Covid-19 cases in the US surpassed 6 mn yesterday, accounting for almost a quarter of the world’s total, according to data collected by Johns Hopkins University. More than 184k in the country have now died from the virus.
Fed policy switch heaps pressure on the USD: The greenback suffered a fourth consecutive month of losses against a basket of six global currencies after US Federal Reserve Chairman Jerome Powell on Thursday announced a major change in policy that investors believe could lead to higher inflation, reports Reuters. The USD index has fallen more than 1% since the announcement, which will see the Fed pivot to “average inflation targeting” and allow inflation to exceed the standard 2% target for longer than usual before hiking interest rates. This helped the greenback to lows not seen since May 2018 after recording its worst August in five years.
Good news for the global economy? Not so much: The USD index has lost over 9% since a pandemic-induced peak in March. But the weakening isn’t as likely to boost global trade and correct imbalances as it was accustomed to doing, suggests the Financial Times (paywall). Why? The basket of currencies included in the index is dominated by developed countries, meaning many emerging market currencies didn’t experience a devaluation. Other reasons include what analysts are saying is a loss of appeal in the USD as a safe haven asset due to a lower interest rate environment in the US and also the spread of covid-19 making economies less agile and less able to adjust to currency movements.
EGP WATCH- The EGP has been one of the currencies to fare well against the greenback over the past few months, strengthening to EGP 15.8108 per USD yesterday, up 2.2% from a low of EGP 16.1683 in June, according to central bank data (pdf).
It’s official: Global stocks just had their best August since 1986. The MSCI World index of stocks surged 6.6% in August, capping the best gains for the month in 34 years, the Financial Times reports.
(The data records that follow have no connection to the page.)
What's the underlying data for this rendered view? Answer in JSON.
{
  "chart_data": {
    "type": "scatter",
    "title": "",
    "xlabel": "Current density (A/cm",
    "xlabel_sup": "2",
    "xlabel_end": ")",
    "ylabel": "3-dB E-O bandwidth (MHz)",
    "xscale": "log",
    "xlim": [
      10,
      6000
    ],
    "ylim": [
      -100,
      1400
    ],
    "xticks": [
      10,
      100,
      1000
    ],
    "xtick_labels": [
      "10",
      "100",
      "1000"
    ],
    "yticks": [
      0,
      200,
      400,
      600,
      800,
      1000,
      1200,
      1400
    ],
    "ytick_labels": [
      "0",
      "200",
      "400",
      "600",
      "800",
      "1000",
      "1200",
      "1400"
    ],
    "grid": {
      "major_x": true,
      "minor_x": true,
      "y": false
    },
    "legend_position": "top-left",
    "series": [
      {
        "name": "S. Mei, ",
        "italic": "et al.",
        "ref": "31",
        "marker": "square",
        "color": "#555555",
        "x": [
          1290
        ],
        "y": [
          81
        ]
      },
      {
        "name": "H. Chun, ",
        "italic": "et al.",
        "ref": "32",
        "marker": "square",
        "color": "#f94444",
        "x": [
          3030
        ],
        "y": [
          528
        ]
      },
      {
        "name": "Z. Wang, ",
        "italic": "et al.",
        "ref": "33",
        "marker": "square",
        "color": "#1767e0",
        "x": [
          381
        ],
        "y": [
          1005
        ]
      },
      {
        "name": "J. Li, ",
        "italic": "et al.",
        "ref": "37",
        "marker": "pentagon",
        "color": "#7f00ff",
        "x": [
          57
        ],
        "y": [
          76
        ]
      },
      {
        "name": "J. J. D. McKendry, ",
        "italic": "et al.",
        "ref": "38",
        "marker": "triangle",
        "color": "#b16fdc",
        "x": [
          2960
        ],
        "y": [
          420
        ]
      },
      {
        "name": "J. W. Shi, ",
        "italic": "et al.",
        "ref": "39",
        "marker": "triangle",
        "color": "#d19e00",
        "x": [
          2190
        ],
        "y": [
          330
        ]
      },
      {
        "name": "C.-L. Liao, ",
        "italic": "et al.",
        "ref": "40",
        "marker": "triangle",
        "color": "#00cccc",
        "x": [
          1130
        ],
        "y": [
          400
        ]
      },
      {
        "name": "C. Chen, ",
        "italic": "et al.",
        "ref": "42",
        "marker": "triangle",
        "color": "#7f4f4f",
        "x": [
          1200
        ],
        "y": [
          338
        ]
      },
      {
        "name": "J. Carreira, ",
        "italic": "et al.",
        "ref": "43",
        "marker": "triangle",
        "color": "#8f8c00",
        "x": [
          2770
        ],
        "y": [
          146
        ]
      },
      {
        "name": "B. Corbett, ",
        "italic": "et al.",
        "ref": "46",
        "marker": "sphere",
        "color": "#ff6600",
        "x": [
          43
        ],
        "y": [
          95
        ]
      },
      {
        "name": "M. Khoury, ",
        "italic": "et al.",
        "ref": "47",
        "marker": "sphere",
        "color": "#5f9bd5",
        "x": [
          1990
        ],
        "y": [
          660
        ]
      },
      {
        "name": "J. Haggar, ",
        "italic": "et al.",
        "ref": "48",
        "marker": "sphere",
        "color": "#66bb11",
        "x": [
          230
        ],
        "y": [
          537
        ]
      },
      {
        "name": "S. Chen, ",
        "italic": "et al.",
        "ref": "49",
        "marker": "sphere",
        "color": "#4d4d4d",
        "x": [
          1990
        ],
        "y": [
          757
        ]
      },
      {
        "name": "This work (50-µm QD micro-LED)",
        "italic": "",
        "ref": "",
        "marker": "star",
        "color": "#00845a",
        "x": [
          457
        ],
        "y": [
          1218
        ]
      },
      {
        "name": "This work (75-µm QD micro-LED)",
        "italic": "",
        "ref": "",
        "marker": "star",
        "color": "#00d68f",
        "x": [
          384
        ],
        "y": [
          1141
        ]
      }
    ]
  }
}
The panic that gripped the markets earlier this year now seems a long time ago, as the weakening USD, the flood of monetary and fiscal stimulus, and hopes for a global economic recovery drive the unprecedented rally, leading some analysts to voice concerns over the widening gap between the state of the real economy and the sky-high stock valuations.
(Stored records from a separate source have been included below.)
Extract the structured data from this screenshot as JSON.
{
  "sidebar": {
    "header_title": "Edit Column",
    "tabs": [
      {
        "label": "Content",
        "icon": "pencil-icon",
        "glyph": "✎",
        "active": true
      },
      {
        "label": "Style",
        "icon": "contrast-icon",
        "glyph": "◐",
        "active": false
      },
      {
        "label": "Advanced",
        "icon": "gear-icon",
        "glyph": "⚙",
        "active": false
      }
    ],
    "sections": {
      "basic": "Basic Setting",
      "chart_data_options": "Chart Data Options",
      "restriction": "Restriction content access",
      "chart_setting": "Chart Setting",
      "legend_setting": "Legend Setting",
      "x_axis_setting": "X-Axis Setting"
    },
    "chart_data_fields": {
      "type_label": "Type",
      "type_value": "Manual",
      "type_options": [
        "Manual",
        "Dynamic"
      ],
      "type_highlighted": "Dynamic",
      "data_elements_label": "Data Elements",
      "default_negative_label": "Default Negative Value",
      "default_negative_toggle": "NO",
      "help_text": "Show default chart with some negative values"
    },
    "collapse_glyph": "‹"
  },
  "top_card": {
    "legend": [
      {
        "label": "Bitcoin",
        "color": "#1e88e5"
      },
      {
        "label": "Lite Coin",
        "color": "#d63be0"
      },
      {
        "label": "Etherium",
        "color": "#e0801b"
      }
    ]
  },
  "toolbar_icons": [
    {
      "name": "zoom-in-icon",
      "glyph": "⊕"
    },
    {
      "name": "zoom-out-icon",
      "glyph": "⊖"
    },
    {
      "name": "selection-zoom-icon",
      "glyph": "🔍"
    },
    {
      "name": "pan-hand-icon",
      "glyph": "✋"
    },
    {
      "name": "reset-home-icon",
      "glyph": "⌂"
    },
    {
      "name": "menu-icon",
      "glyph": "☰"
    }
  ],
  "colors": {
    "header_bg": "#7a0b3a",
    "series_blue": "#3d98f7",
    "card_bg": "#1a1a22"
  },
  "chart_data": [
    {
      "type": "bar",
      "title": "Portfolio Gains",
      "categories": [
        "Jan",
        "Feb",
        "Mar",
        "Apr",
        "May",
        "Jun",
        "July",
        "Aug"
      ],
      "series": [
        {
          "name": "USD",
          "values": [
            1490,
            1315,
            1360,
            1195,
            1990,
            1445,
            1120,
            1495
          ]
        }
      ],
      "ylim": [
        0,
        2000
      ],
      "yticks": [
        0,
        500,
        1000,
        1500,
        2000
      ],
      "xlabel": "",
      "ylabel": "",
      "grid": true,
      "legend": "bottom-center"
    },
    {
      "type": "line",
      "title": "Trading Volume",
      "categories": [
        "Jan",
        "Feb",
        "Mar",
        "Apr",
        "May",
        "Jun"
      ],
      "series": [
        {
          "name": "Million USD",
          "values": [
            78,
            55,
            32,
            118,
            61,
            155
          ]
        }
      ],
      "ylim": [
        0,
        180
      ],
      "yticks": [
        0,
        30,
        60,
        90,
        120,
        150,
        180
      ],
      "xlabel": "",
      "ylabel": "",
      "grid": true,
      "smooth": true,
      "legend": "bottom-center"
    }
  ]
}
China has struck agreements with 10 low-income countries that have requested debt restructuring to help them weather the covid-19 pandemic, according to its foreign ministry. Negotiating under a debt standstill scheme led by the G20 known as the debt service suspension initiative (DSSI) launched in April, Beijing is offering indebted countries relief by freezing bilateral loan repayments until the end of the year. All eyes are on Angola, Africa’s largest recipient of Chinese lending over the past two decades, to see what precedent China will set and how transparent its terms will be. The African nation could see USD 2.6 bn — 3.1% of its GDP — in repayments due in 2020 frozen under the DSSI, the Financial Times reports.
Other international news of note:
- A delegation from Abu Dhabi has been invited to visit Israel, after the two countries normalized ties in a US-brokered agreement on 13 August, the Times of Israel reports.
- Lebanon’s ambassador to Germany Mustapha Adib was appointed as prime minister yesterday and will be tasked with forming a new government after his predecessor resigned last month, according to a presidential statement. Parliament will begin consultations over forming a new government tomorrow.
- Japan’s Liberal Democratic Party will hold a vote on 14 September to replace former Prime Minister Shinzo Abe, with four candidates currently in the running, according to Reuters. Yoshihide Suga, a long time ally of Abe, is the frontrunner to become the next PM.
- Trump provoking violent unrest, says Biden: Democratic presidential candidate Joe Biden emerged from the basement yesterday to give a speech casting himself as the law and order candidate and accusing King Cheeto of fomenting violent protests, the Financial Times reports.